コンビニ

「あ、すみません。そこのコンビニ、寄ってもろうてもええですか?」

「はい、花祝様」

「どうかしたのか、ひな」

「クリスマス限定でお菓子出てるん。1組限定1個までのやつ!」

「家に集めさせればいい」

「あーいうんは自分のお金で買うから美味しいねんで」


 そんなに食べたいなら女中に買いに行かせればいいという史月に、ひなこはやれやれと首を振って呆れた目を返した。


 ぐっとこぶしを握り力説するひなこに、史月が珍妙なものを見るかのように首を傾げた。


 自分のお金といっても父からもらったお小遣いだから、正確には違うかもしれないがそんなことを思ってはいけない。


 そんな会話をしている間に、リムジンは1台も停まっていない駐車スペースのトラック置き場に停まった。


「ちょっと行ってくるわ」

「俺も行く」

「え・・・お、おう」


 女中が先に降りて開けたドアの前で控えていて、それに頭を下げながら外に出ると、リムジンを指さして母親にとがめられている子どもを見かけた。

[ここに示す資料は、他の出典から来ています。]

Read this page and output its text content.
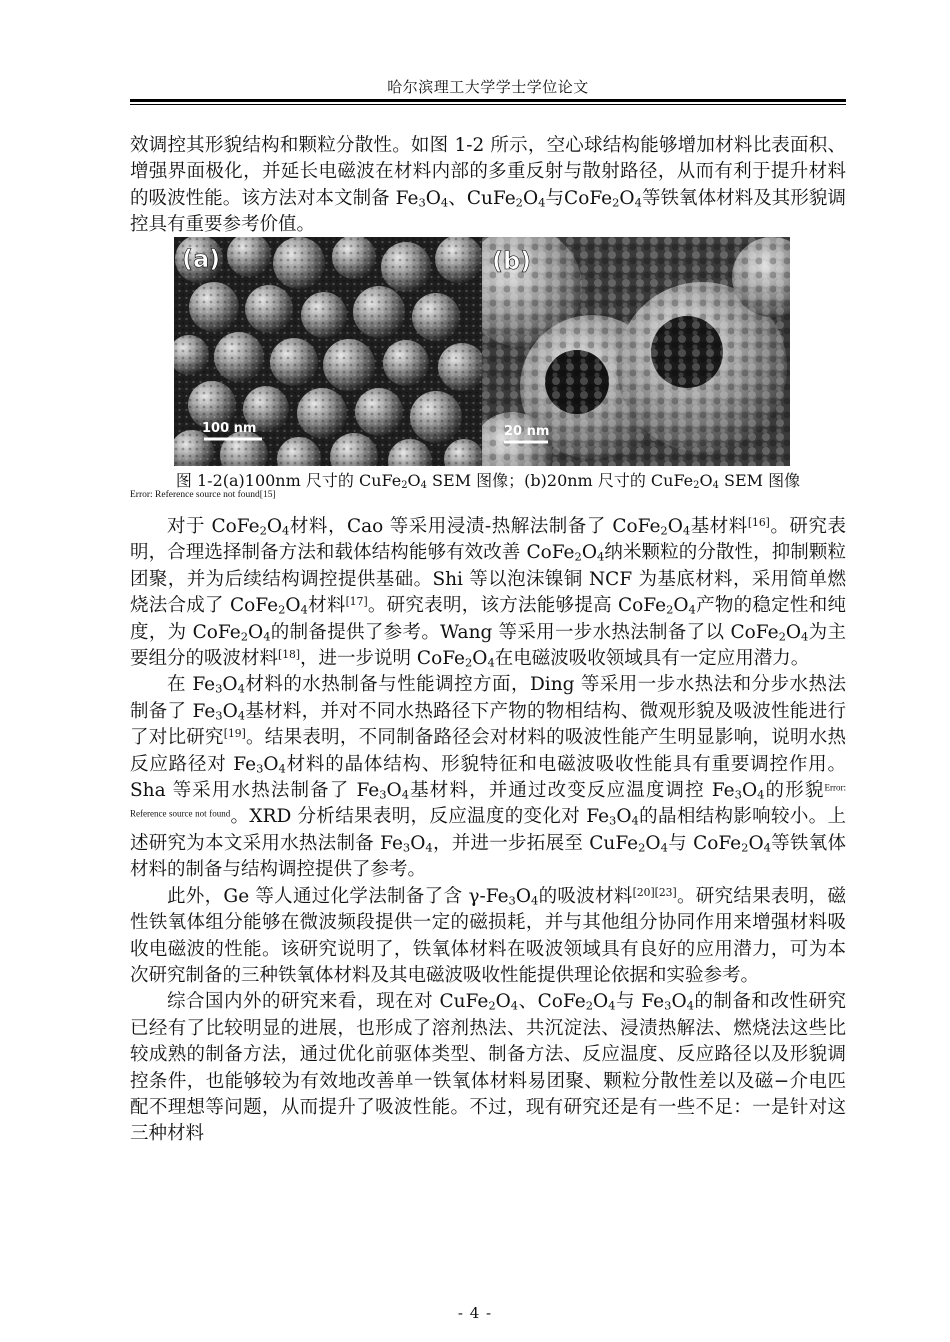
哈尔滨理工大学学士学位论文

效调控其形貌结构和颗粒分散性。如图 1-2 所示，空心球结构能够增加材料比表面积、增强界面极化，并延长电磁波在材料内部的多重反射与散射路径，从而有利于提升材料的吸波性能。该方法对本文制备 $Fe_3O_4$、$CuFe_2O_4$与$CoFe_2O_4$等铁氧体材料及其形貌调控具有重要参考价值。

(a)
100 nm
(b)
20 nm
图 1-2(a)100nm 尺寸的 $CuFe_2O_4$ SEM 图像；(b)20nm 尺寸的 $CuFe_2O_4$ SEM 图像
Error: Reference source not found[15]

对于 $CoFe_2O_4$材料，Cao 等采用浸渍-热解法制备了 $CoFe_2O_4$基材料[16]。研究表明，合理选择制备方法和载体结构能够有效改善 $CoFe_2O_4$纳米颗粒的分散性，抑制颗粒团聚，并为后续结构调控提供基础。Shi 等以泡沫镍铜 NCF 为基底材料，采用简单燃烧法合成了 $CoFe_2O_4$材料[17]。研究表明，该方法能够提高 $CoFe_2O_4$产物的稳定性和纯度，为 $CoFe_2O_4$的制备提供了参考。Wang 等采用一步水热法制备了以 $CoFe_2O_4$为主要组分的吸波材料[18]，进一步说明 $CoFe_2O_4$在电磁波吸收领域具有一定应用潜力。

在 $Fe_3O_4$材料的水热制备与性能调控方面，Ding 等采用一步水热法和分步水热法制备了 $Fe_3O_4$基材料，并对不同水热路径下产物的物相结构、微观形貌及吸波性能进行了对比研究[19]。结果表明，不同制备路径会对材料的吸波性能产生明显影响，说明水热反应路径对 $Fe_3O_4$材料的晶体结构、形貌特征和电磁波吸收性能具有重要调控作用。Sha 等采用水热法制备了 $Fe_3O_4$基材料，并通过改变反应温度调控 $Fe_3O_4$的形貌$^{Error: Reference source not found}$。XRD 分析结果表明，反应温度的变化对 $Fe_3O_4$的晶相结构影响较小。上述研究为本文采用水热法制备 $Fe_3O_4$，并进一步拓展至 $CuFe_2O_4$与 $CoFe_2O_4$等铁氧体材料的制备与结构调控提供了参考。

此外，Ge 等人通过化学法制备了含 $\gamma-Fe_3O_4$的吸波材料[20][23]。研究结果表明，磁性铁氧体组分能够在微波频段提供一定的磁损耗，并与其他组分协同作用来增强材料吸收电磁波的性能。该研究说明了，铁氧体材料在吸波领域具有良好的应用潜力，可为本次研究制备的三种铁氧体材料及其电磁波吸收性能提供理论依据和实验参考。

综合国内外的研究来看，现在对 $CuFe_2O_4$、$CoFe_2O_4$与 $Fe_3O_4$的制备和改性研究已经有了比较明显的进展，也形成了溶剂热法、共沉淀法、浸渍热解法、燃烧法这些比较成熟的制备方法，通过优化前驱体类型、制备方法、反应温度、反应路径以及形貌调控条件，也能够较为有效地改善单一铁氧体材料易团聚、颗粒分散性差以及磁−介电匹配不理想等问题，从而提升了吸波性能。不过，现有研究还是有一些不足：一是针对这三种材料

- 4 -
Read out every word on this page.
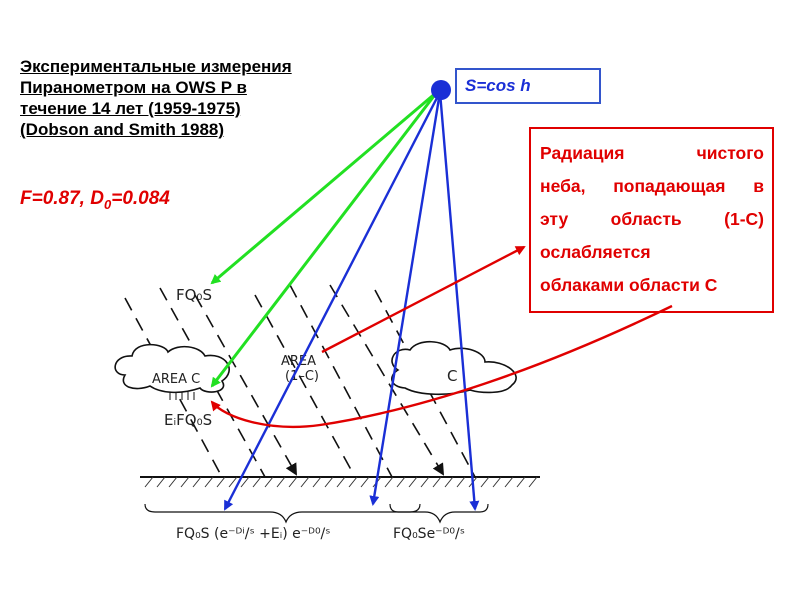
Экспериментальные измерения
Пиранометром на OWS P в
течение 14 лет (1959-1975)
(Dobson and Smith 1988)
F=0.87, $D_0=0.084$
S=cos h
Радиация чистого
неба, попадающая в
эту область (1-С)
ослабляется
облаками области С
FQ₀S
AREA C
AREA
(1–C)	C
EᵢFQ₀S
FQ₀S (e⁻ᴰⁱ/ˢ +Eᵢ) e⁻ᴰ⁰/ˢ	FQ₀Se⁻ᴰ⁰/ˢ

 ちょっとしょっぱい気持ちになりながら、外気の冷たさにぶるっと震える。見上げた空もうは真っ暗で、途端に寒さが濃くなったような気がした。


 やはりクリスマス、もう暗くなっているからかほとんど誰もいないコンビニへと歩いていくひなこと史月と女中5人。ぞろぞろと7人で連れ添っているのは相当奇異なのだろう。


「いらっしゃいま、せ・・・」


 うぃーん

 開いた自動ドアの向こうでたばこの棚の整理をしていた店員の挨拶が出来ていなかった。振り向きざまに言ったため最初の方は言えていても最後は尻切れトンボだった。

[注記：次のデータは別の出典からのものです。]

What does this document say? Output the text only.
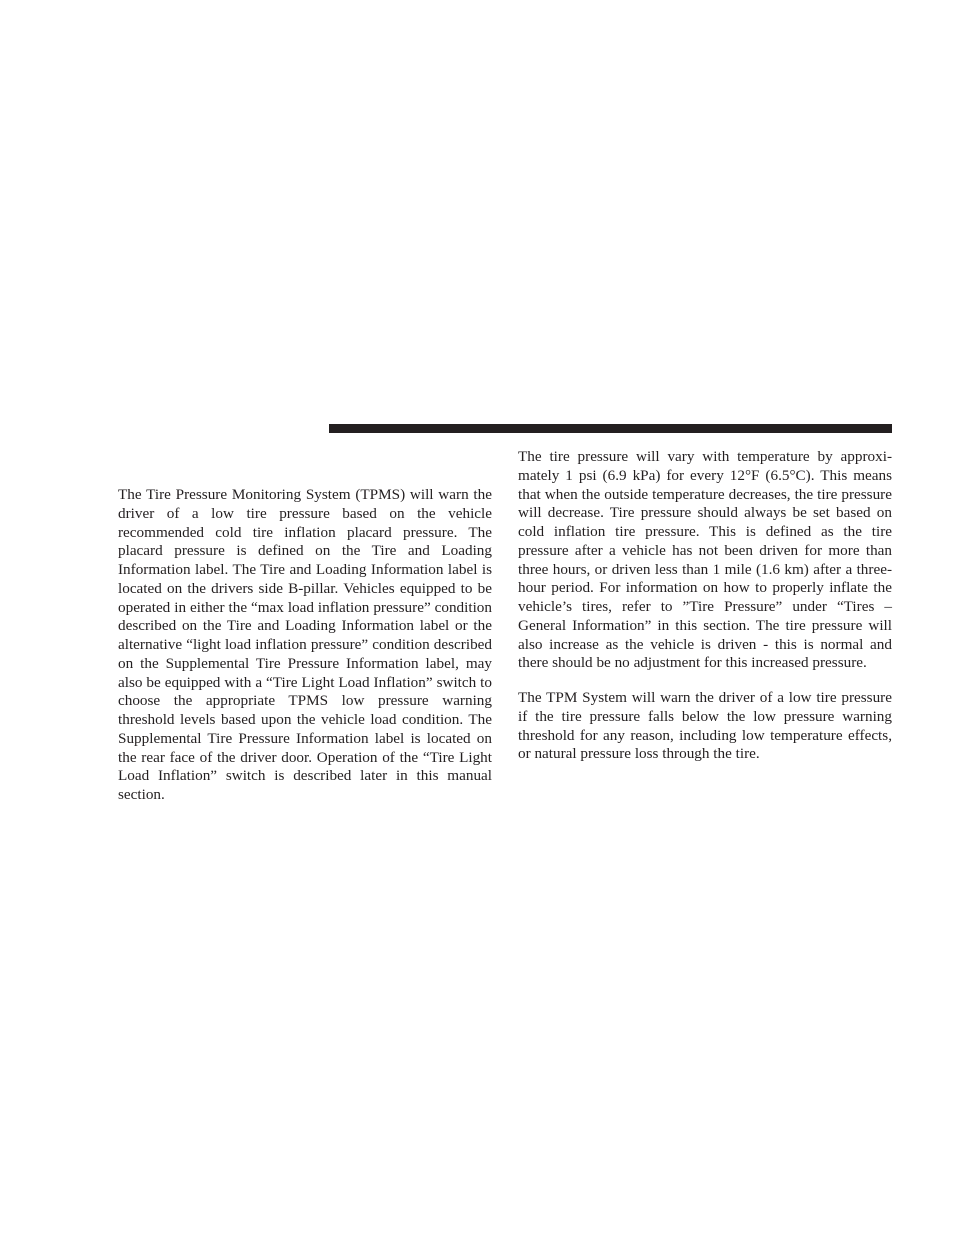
The Tire Pressure Monitoring System (TPMS) will warn the driver of a low tire pressure based on the vehicle recommended cold tire inflation placard pressure. The placard pressure is defined on the Tire and Loading Information label. The Tire and Loading Information label is located on the drivers side B-pillar. Vehicles equipped to be operated in either the “max load inflation pressure” condition described on the Tire and Loading Information label or the alternative “light load inflation pressure” condition described on the Supplemental Tire Pressure Information label, may also be equipped with a “Tire Light Load Inflation” switch to choose the appropriate TPMS low pressure warning threshold levels based upon the vehicle load condition. The Supplemental Tire Pressure Information label is located on the rear face of the driver door. Operation of the “Tire Light Load Inflation” switch is described later in this manual section.

The tire pressure will vary with temperature by approximately 1 psi (6.9 kPa) for every 12°F (6.5°C). This means that when the outside temperature decreases, the tire pressure will decrease. Tire pressure should always be set based on cold inflation tire pressure. This is defined as the tire pressure after a vehicle has not been driven for more than three hours, or driven less than 1 mile (1.6 km) after a three-hour period. For information on how to properly inflate the vehicle’s tires, refer to ”Tire Pressure” under “Tires – General Information” in this section. The tire pressure will also increase as the vehicle is driven - this is normal and there should be no adjustment for this increased pressure.

The TPM System will warn the driver of a low tire pressure if the tire pressure falls below the low pressure warning threshold for any reason, including low temperature effects, or natural pressure loss through the tire.
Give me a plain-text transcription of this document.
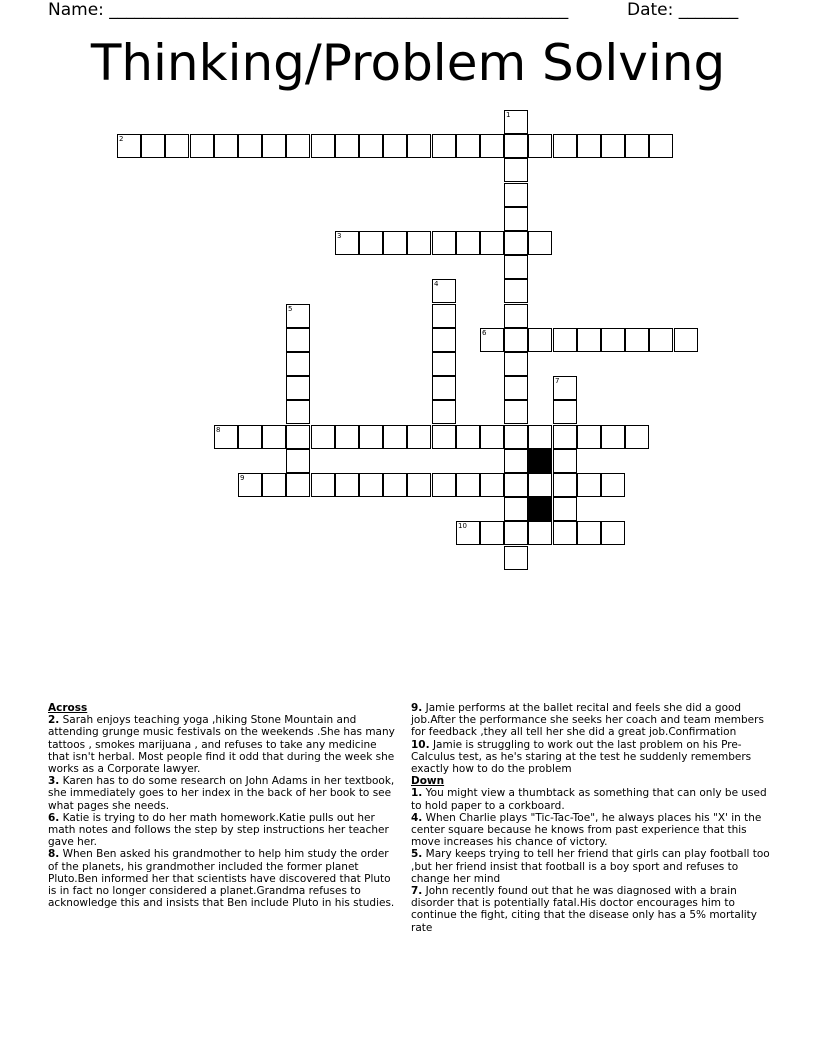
Name: ______________________________________________________	Date: _______
Thinking/Problem Solving
1
2
3
4
5
6
7
8
9
10
Across
2. Sarah enjoys teaching yoga ,hiking Stone Mountain and attending grunge music festivals on the weekends .She has many tattoos , smokes marijuana , and refuses to take any medicine that isn't herbal. Most people find it odd that during the week she works as a Corporate lawyer.
3. Karen has to do some research on John Adams in her textbook, she immediately goes to her index in the back of her book to see what pages she needs.
6. Katie is trying to do her math homework.Katie pulls out her math notes and follows the step by step instructions her teacher gave her.
8. When Ben asked his grandmother to help him study the order of the planets, his grandmother included the former planet Pluto.Ben informed her that scientists have discovered that Pluto is in fact no longer considered a planet.Grandma refuses to acknowledge this and insists that Ben include Pluto in his studies.
9. Jamie performs at the ballet recital and feels she did a good job.After the performance she seeks her coach and team members for feedback ,they all tell her she did a great job.Confirmation
10. Jamie is struggling to work out the last problem on his Pre-Calculus test, as he's staring at the test he suddenly remembers exactly how to do the problem
Down
1. You might view a thumbtack as something that can only be used to hold paper to a corkboard.
4. When Charlie plays "Tic-Tac-Toe", he always places his "X' in the center square because he knows from past experience that this move increases his chance of victory.
5. Mary keeps trying to tell her friend that girls can play football too ,but her friend insist that football is a boy sport and refuses to change her mind
7. John recently found out that he was diagnosed with a brain disorder that is potentially fatal.His doctor encourages him to continue the fight, citing that the disease only has a 5% mortality rate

 そんな店員にぺこりと頭を軽く下げるとお菓子コーナーへと進むひなこ。その後ろを口元に袖を当てながら物珍し気にあちこちに視線をやりながら続く史月と女中たち。


 ぞろぞろとお菓子コーナーに消えていったおかしな集団に、なにあれ? と店員は首を傾げた。


「あった。これやこれ」

「2つあるな、限定」

「ほんまや・・・どないしよ、1つしか買えへんのに。あ、ふみはどっちがいいと思う?」

「・・・左だ」

「こっち? なんで?」

花示はなときに失敗はない」


 ひなこがかがんで、これこれと示したクリスマス限定! とプラカードの飾ってあるお菓子は確かに2つあった。


 右にピンクのパッケージ・雪の口どけストロベリーツインチョコ 。

 左に白いパッケージ・白い吐息ミルクツインチョコ。


 ひなこと同じように、しかし優美な所作でかがみ込む史月。無表情に花示として選んだ結果を示す史月に、ひなこは表情を曇らせる。そして子どものように頬を1回膨らませたかと思うと、その表情を見て呆気に取られている史月に食ってかかった。


「うちは聞いとるんやで! 誰も花示には聞いとらん。言ったやろ、どっちがいいと思うって! 好きな方、聞いとんのや」

「・・・お、れ?」


 史月は、今まで個人としての意見を求められたことなど1度もない。必要なのは史月ではなく花示で、そこに史月の意思なんていらないものだからだ。


 けれどもひなこは史月を、史月の意見を必要としている。

 そう思うだけで、なぜか胸がうずくのを感じてそっと胸元を史月は押さえた。